Andy
Sheppard : saxophones ténor et soprano
Guillaume De Chassy : piano
Christophe Marguet : batterie
+ Kristin Scott-Thomas : récitante
Guillaume De Chassy : piano
Christophe Marguet : batterie
+ Kristin Scott-Thomas : récitante
William Shakespeare.
Nom que l’on accole au mot « langue » pour
souligner la noblesse de l’anglais comme nous le faisons ici avec Molière. Chez
lui, la mise en place de situations dramatiques et la description des états des
personnages qui les vivent passent par une écriture complexe, raffinée, imagée.
Une matière première idéale en somme pour des musiciens qui s’évertuent à fuir
les facilités pour mieux laisser la possibilité aux émotions de se décliner en
subtiles nuances…
Parmi les circonstances qui ont permis l’élaboration de ce
répertoire, il y a tout d’abord l’envie de Guillaume De Chassy et Christophe
Marguet de faire quelque chose ensemble, de prolonger un plaisir partagé lors
de rencontres informelles par l’écriture de compositions, que les deux
musiciens se partagent à l’exception du morceau d’ouverture qui est un
arrangement d’une chanson traditionnelle française du XVIIeme siècle. Il y a
aussi des affinités communes avec l’œuvre de Shakespeare, bien sûr. Vint
ensuite le souhait de convier le saxophoniste britannique Andy Sheppard, dont
l’élégance musicale répond aux exigences esthétiques de la musique proposée
comme des textes évoqués. Enfin, afin d’incarner les textes retenus, les
regards se sont portés sur Kristin Scott-Thomas. Les interventions de
l’actrice, majoritairement placées au début des morceaux tandis qu’arrivent à
pas de loups les instruments, servent aussi bien les textes que la musique tant
elle leur donne vie et tant elle sait jouer de sa voix, en véritable actrice-musicienne. La musique devient une suite logique
de ses interprétations. Mots et notes cohabitent naturellement,
tant dans le rythme que dans l’intention.
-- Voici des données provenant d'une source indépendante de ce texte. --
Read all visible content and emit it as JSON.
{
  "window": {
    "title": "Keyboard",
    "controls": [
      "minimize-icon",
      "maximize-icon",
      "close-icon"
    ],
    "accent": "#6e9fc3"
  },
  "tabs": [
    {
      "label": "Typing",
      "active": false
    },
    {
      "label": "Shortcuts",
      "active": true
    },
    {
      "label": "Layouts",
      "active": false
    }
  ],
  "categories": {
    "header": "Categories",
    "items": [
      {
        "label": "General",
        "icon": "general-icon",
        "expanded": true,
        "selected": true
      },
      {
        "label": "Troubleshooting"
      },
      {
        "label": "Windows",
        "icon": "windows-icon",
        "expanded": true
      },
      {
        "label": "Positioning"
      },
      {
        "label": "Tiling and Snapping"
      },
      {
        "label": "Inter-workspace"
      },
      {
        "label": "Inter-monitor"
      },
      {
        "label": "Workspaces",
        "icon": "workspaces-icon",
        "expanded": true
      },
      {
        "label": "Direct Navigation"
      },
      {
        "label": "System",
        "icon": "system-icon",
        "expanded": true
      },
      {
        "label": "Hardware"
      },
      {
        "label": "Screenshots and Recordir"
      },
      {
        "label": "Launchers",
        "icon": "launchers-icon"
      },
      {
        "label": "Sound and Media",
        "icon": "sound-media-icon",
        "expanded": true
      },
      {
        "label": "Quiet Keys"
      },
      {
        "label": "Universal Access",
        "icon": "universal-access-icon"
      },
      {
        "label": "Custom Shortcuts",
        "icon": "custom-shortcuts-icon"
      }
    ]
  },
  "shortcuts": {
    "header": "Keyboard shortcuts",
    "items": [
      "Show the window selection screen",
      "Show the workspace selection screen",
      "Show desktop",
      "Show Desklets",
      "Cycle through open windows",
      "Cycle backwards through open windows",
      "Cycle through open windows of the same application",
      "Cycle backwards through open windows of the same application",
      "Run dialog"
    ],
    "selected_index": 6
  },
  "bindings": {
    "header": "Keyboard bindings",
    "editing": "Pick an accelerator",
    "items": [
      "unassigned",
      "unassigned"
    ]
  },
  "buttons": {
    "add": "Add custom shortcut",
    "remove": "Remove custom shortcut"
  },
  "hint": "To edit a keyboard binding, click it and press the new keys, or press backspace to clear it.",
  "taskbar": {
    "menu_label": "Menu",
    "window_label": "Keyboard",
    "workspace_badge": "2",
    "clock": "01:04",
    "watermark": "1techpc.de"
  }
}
Il se dégage sur presque tous les extraits tirés d’œuvres
célèbres une profonde gravité que la musique reflète par un lyrisme tendu. On
retrouve bien entendu l’identité des deux compositeurs sur les morceaux qu’ils signent
respectivement, mais il est évident que le rôle de chaque instrument dans l’illustration
d’un état, d’un tourment ou d’une situation est l’aboutissement d’une réflexion
collective. C’est tout particulièrement patent lorsque sont évoqués les
épisodes tourmentés durant lesquels des émotions contraires entre en collision
chez les personnages. Le trio dresse à travers ses interprétations des portraits
profonds. Sur « Othello’s Tears » est évoqué le passage où Othello,
par jalousie, tue sa femme tout en lui déclarant
son amour, conscient de le faire pour la dernière fois. Le piano et le
saxophone expriment la passion tandis que la batterie martiale de Christophe
Marguet évoque l’inéluctable acte de violence. On entend presque la vie quitter
Desdemona à mesure que le morceau s’intensifie sous les accords cubistes de
Guillaume De Chassy, drame culminant dans un dépouillement final en forme de
vertige. Un contraste aussi puissant anime « Perdita », où le
saxophone ténor d’Andy Sheppard dépeint le grand chagrin de Leontes, qui s’apprête
à abandonner sa fille, tandis que du piano émane l’amère impétuosité de sa
décision. On croise Juliette, confrontée à son inextricable paradoxe amoureux,
Hamlet qui rumine sa rage sous les traits d’un jeu collectif chahuté par les
courbes de la composition qui le porte. Il y a ces histoires de vengeance, ces
excès. Ces conflits, ces combats, ces passions. Toutes situations qui offrent
au trio de magnifiques occasions de développer son jeu, de manière aussi
subtile qu’engagée.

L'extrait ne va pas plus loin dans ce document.